タオルで拭いながら礼を言うと、夏音が笑って首を振った。
「夏音は特にありがとう。バッグがなかったら明日困ってたよ」
「ううん、気にしないで」
その笑顔につられて、僕もなんだか顔が熱くなる。
「(なぁ、あいつら……なんか距離近くなってないか?)」
「(私も思った。

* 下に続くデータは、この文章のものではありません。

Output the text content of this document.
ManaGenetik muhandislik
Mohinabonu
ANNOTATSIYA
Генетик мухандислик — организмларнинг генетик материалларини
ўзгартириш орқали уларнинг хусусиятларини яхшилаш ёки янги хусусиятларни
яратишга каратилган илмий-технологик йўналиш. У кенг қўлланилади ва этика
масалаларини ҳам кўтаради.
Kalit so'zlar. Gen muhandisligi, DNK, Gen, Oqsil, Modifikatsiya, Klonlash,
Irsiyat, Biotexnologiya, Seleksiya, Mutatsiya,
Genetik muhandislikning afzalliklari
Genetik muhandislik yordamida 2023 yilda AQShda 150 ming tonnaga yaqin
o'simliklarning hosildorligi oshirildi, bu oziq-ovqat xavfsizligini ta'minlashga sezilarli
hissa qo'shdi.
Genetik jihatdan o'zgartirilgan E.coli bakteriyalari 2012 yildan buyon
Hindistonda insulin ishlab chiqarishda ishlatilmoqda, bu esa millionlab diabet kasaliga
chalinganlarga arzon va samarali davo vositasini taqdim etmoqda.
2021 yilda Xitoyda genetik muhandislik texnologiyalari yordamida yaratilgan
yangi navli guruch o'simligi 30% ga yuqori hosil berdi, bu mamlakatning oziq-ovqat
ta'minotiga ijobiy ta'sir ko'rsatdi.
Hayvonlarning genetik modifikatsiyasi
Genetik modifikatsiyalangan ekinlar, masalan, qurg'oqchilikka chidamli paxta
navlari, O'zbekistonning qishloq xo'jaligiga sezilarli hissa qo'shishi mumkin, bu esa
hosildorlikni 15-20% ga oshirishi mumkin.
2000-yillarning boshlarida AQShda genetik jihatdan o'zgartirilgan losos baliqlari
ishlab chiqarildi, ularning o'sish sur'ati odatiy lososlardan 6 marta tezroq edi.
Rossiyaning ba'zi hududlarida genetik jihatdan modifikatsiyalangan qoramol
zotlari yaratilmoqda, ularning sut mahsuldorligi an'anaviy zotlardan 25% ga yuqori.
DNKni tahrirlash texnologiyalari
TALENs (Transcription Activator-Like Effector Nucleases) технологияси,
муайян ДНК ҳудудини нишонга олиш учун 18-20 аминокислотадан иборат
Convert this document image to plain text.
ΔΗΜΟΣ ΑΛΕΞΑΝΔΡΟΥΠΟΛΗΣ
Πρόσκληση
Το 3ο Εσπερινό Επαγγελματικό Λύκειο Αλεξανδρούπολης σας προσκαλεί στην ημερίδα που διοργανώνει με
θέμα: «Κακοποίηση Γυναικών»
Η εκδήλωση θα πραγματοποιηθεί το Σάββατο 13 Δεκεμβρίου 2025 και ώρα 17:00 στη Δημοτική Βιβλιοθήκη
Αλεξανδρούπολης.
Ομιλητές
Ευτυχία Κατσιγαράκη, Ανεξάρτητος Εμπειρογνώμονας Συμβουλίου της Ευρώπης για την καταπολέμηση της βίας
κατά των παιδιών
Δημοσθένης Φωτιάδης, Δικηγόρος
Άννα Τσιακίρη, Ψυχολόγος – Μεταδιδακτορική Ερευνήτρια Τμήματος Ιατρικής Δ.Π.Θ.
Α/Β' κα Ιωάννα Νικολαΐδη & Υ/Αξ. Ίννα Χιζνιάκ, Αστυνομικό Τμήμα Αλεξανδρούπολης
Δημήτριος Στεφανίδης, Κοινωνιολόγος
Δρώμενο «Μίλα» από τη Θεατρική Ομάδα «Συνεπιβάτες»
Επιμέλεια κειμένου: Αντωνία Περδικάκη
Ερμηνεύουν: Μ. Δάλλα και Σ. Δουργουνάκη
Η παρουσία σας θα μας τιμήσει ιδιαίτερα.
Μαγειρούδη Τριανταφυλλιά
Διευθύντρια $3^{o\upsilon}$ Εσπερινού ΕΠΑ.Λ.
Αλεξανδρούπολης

あの状態で戻ったら……暴動起きそう)」
棟哉と天名が視界の端でひそひそと話しているが、内容までは聞こえない。
「そういえばなっちゃん、ヤエがいない間、後ろの席を寂しそうに眺めてたよね」
「ちょ、ちょっと! そんなこと言わないでよ!? っていうか、私そんなだったの!?」
顔を赤くする夏音に、棟哉が腕を組んでニヤリとする。
「おう、ほぼ毎日な。羨ましいぜ」
「棟哉くんだって、ヤエがいないと調子狂うって小声で言ってたじゃん」
「ちょ、夏音ちゃん!?」
棟哉は慌てて否定しながらも、どこか嬉しそうだ。
「にしても、ヤエが戻ってくれば夏音ちゃんの無双も一旦ストップだな」
「あ、確かに! なっちゃん最強カードの時代は終わりかぁ」
「えへへ……でも優斗、体育できるの……?」
僕らのクラスは男女仲がよく、体育のチーム分けはドラフト形式。
僕は運動が苦手でいつも最後まで余ってしまう。
そこで、委員の棟哉や天名が夏音を選んだときだけ、僕を“おまけ”として指名してくれる。
強い夏音に対して、僕でバランスを取るわけだ。
「とりあえずは塗り薬で様子見かな。……僕としては見学でいいんだけど」
夏音はどんな競技でも活躍するから、出場率が高い。
おかげで僕も、かなりの頻度でコートに立たされる。
そんな僕がいないとなれば……もうデメリット無しの最強チームだろうな。